West Virginia Gov. Joe Manchin called the state legislature into special session over the weekend to consider a slew of bills, including one that seeks to add more consistency and certainty to the state’s oil and natural gas royalty and tax systems.

The special session began Sunday and is expected to wrap up late Tuesday. During that time, the Democratic governor has asked legislators to act on a total of 16 bills, said Carte Goodwin, general counsel to Manchin.

One bill (HB 216, SB 2008) would establish statutory presumptions of what certain phrases, such as “at the well” and “at the wellhead,” mean for the purpose of calculating royalties. The goal is to make the payment of royalties under leases “as transparent and predictable as possible,” and to limit future jury verdicts such as the $404 million one imposed on NiSource Inc. for underpayment of royalties, he said.
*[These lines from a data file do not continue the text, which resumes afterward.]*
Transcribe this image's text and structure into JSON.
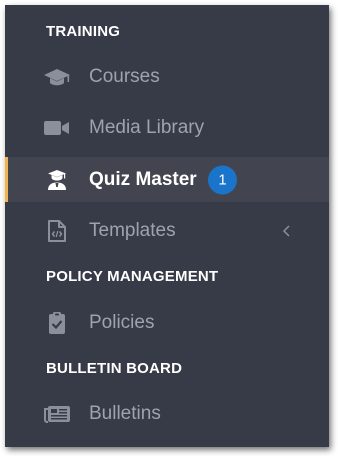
{
  "sidebar": {
    "sections": [
      {
        "title": "TRAINING",
        "items": [
          {
            "label": "Courses",
            "icon": "graduation-cap-icon"
          },
          {
            "label": "Media Library",
            "icon": "video-camera-icon"
          },
          {
            "label": "Quiz Master",
            "icon": "user-graduate-icon",
            "active": true,
            "badge": "1"
          },
          {
            "label": "Templates",
            "icon": "file-code-icon",
            "submenu_icon": "chevron-left-icon"
          }
        ]
      },
      {
        "title": "POLICY MANAGEMENT",
        "items": [
          {
            "label": "Policies",
            "icon": "clipboard-check-icon"
          }
        ]
      },
      {
        "title": "BULLETIN BOARD",
        "items": [
          {
            "label": "Bulletins",
            "icon": "newspaper-icon"
          }
        ]
      }
    ]
  },
  "colors": {
    "sidebar_bg": "#373a47",
    "active_item_bg": "#42454f",
    "active_indicator": "#f1b44c",
    "badge_bg": "#1a74c9",
    "label_muted": "#9ea3ae",
    "icon_muted": "#8a8f9b",
    "text_white": "#ffffff"
  }
}
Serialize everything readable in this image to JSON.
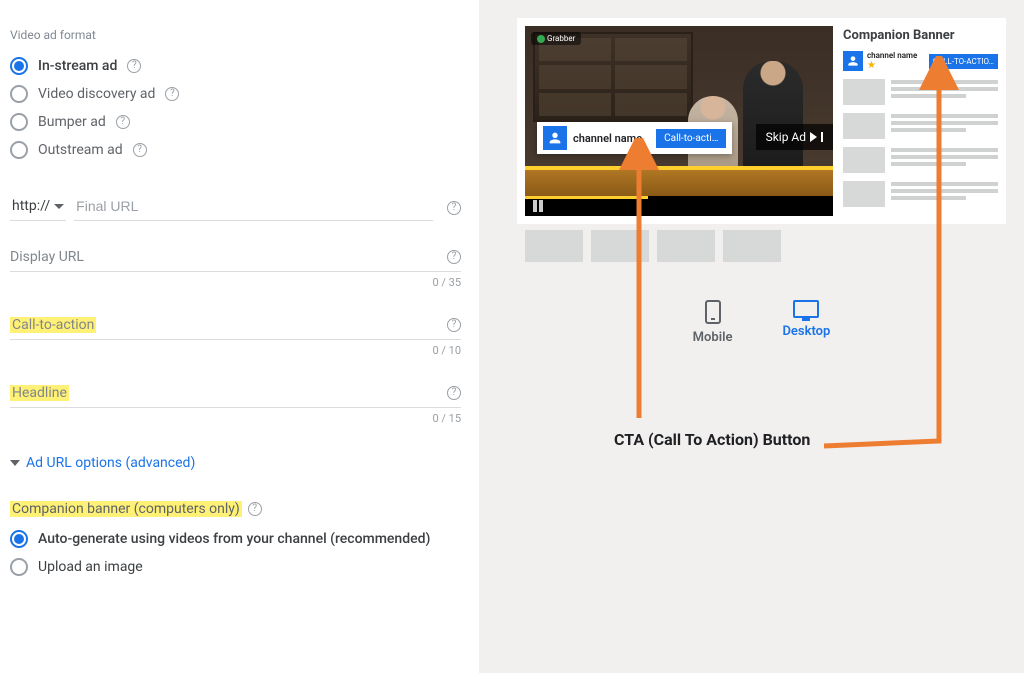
{
  "formatSection": {
    "label": "Video ad format",
    "options": [
      {
        "id": "instream",
        "label": "In-stream ad",
        "selected": true,
        "help": true
      },
      {
        "id": "discovery",
        "label": "Video discovery ad",
        "selected": false,
        "help": true
      },
      {
        "id": "bumper",
        "label": "Bumper ad",
        "selected": false,
        "help": true
      },
      {
        "id": "outstream",
        "label": "Outstream ad",
        "selected": false,
        "help": true
      }
    ]
  },
  "urlRow": {
    "protocol": "http://",
    "finalUrlPlaceholder": "Final URL"
  },
  "displayUrl": {
    "label": "Display URL",
    "counter": "0 / 35"
  },
  "cta": {
    "label": "Call-to-action",
    "counter": "0 / 10"
  },
  "headline": {
    "label": "Headline",
    "counter": "0 / 15"
  },
  "adUrlOptions": "Ad URL options (advanced)",
  "companion": {
    "label": "Companion banner (computers only)",
    "options": [
      {
        "id": "autogen",
        "label": "Auto-generate using videos from your channel (recommended)",
        "selected": true
      },
      {
        "id": "upload",
        "label": "Upload an image",
        "selected": false
      }
    ]
  },
  "preview": {
    "grabberBadge": "Grabber",
    "channelName": "channel name",
    "overlayCta": "Call-to-acti…",
    "skipAd": "Skip Ad",
    "companionTitle": "Companion Banner",
    "companionChannel": "channel name",
    "companionCta": "CALL-TO-ACTIO…"
  },
  "deviceToggle": {
    "mobile": "Mobile",
    "desktop": "Desktop"
  },
  "annotation": "CTA (Call To Action) Button"
}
In June, NiSource Inc. lost an attempt to overturn a $270 million punitive damage award that topped off $134 million in compensatory damages for underpayment of royalties in West Virginia (see Daily GPI, June 29). A Roane County, WV, judge ruled against a motion to set aside the punitive damages portion of the jury verdict that was issued in January (see Daily GPI, Jan. 30).

The measure backed by Manchin also would revise the definition of shallow well in the Onondaga Formation in West Virginia, extending it to a depth of 75 feet from the existing 20 feet, Goodwin said.

In addition, the bill would place the responsibility for payment of oil and natural gas severance taxes on the first purchaser rather than producer, creating a “much smaller universe of taxpayers,” he noted. It would reduce the severance tax to 4.8% from its current rate of 5% as well.